Top 10 cut weight 60 lbs.?

Remember, in this new 75-man Elite Series field, only the top 10 will fish on Sunday, rather than the top 12 in the previous format. And, believe it or not, it may take three days of 20 pounds a day to make the top 10. Twenty pounds per day sounded like a first-place formula before this slugfest began Thursday.

Scott Canterbury is currently 8th with 60-1 and Mark Menendez is 9th on BASSTrakk with 59-2. Kelly Jaye is 10th with 55-9. With all the big bass and big bags being recorded today, it wouldn't take much this afternoon for another angler or two or three to top 60 pounds in the final hours this afternoon.

Pirch jerking giants!

Clifford "The Golden Ram" Pirch is jerking some g-g-g-g-giant bass from the St. Johns River today. After Day 2, when he caught 20-5 and moved into 22nd place, Pirch indicated he was on some good ones. He's proved that today.

Pirch landed a 6-8 at 12:30 to give him 31 pounds, 12 ounces today. His other four fish weigh 8-0, 6-4, 6-0 and 5-0.

Cory Johnston closing gap

We’ve moved across the lake to check on Cory Johnston, who sits in second behind his brother Chris.

Soon after arriving Cory landed a 4-12 bass, giving him 26 pounds so far today, and closing the gap to 1-12 behind his brother. The smallest fish in Cory’s livewell is now 4-4.

The brothers Johnston certainly enjoy giving each other a hard time. We told Chris we were leaving him to check on his brother. “You better take a wide angle lens,” he said with a smile. Cory may be a tad stouter than his younger brother.

Johnston vs. Johnston

Are we about to see the very first head-to-head championship battle between two brothers in the 50 years of B.A.S.S. competition? It sure looks like it. And it’s going to be fun to watch.

Chris Johnston and Cory Johnston are going back and forth on the BASSTrakk leaderboard. It’s already documented the two brothers work together and have since beginning to compete in tournaments.

“I’d like to see him win,” Chris said in a behind the scenes video interview.

“It could be either one of us and that’s what counts,” added Cory in a separate interview.

There is still sibling rivalry blood between the two talented Canadians.
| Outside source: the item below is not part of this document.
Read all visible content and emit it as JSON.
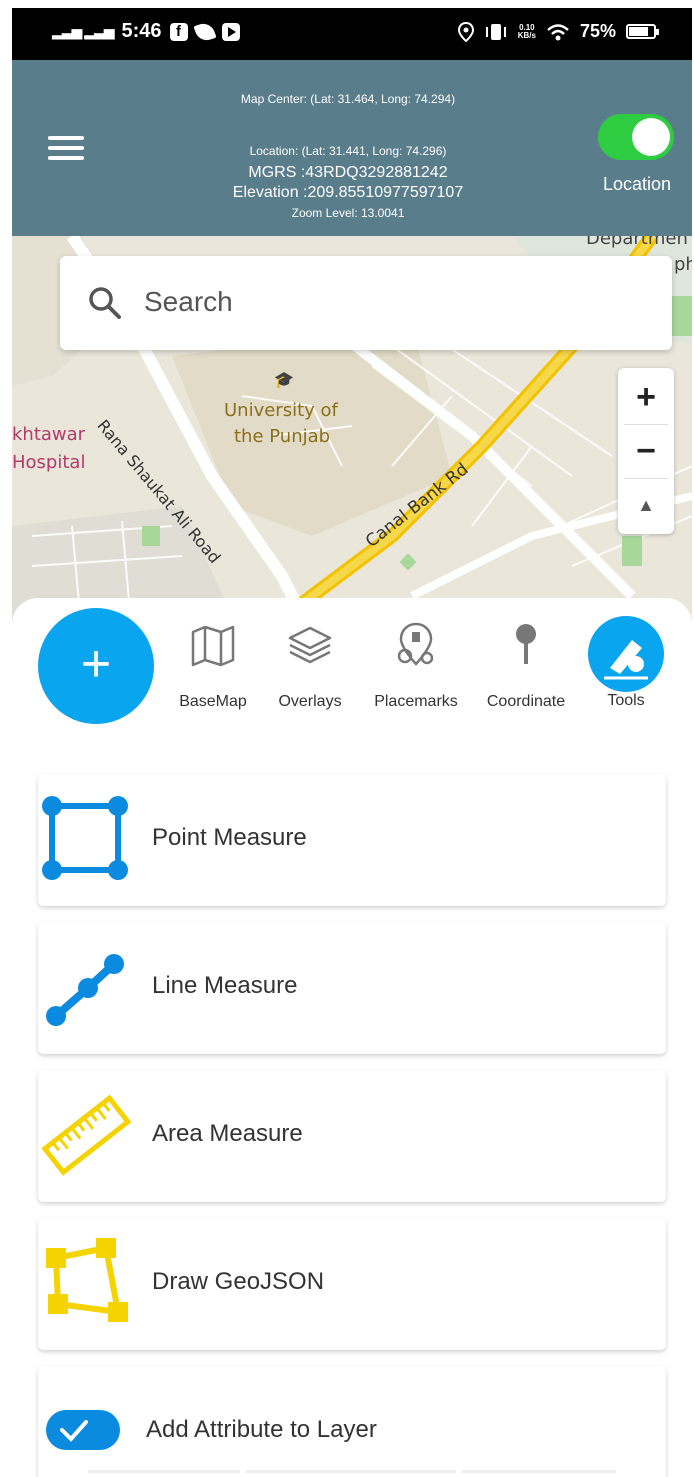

The question was then asked about whether or not the two anglers really want to beat each other. Do they really go all in on sharing info and water?

“Well, sometimes I’ll flip him the bird if he gets on my spot,” admitted Chris.

There will be none of that this week. The brothers are sharing what Chris said is “the best two spawning areas in the lake.”

“There are prespawners everywhere and we just hope they keep moving up.”

Moving up is an understatement. Some already have. All it takes is looking at the weights of the two brothers.

No matter what, and even if neither wins, it’s going to be fun to watch.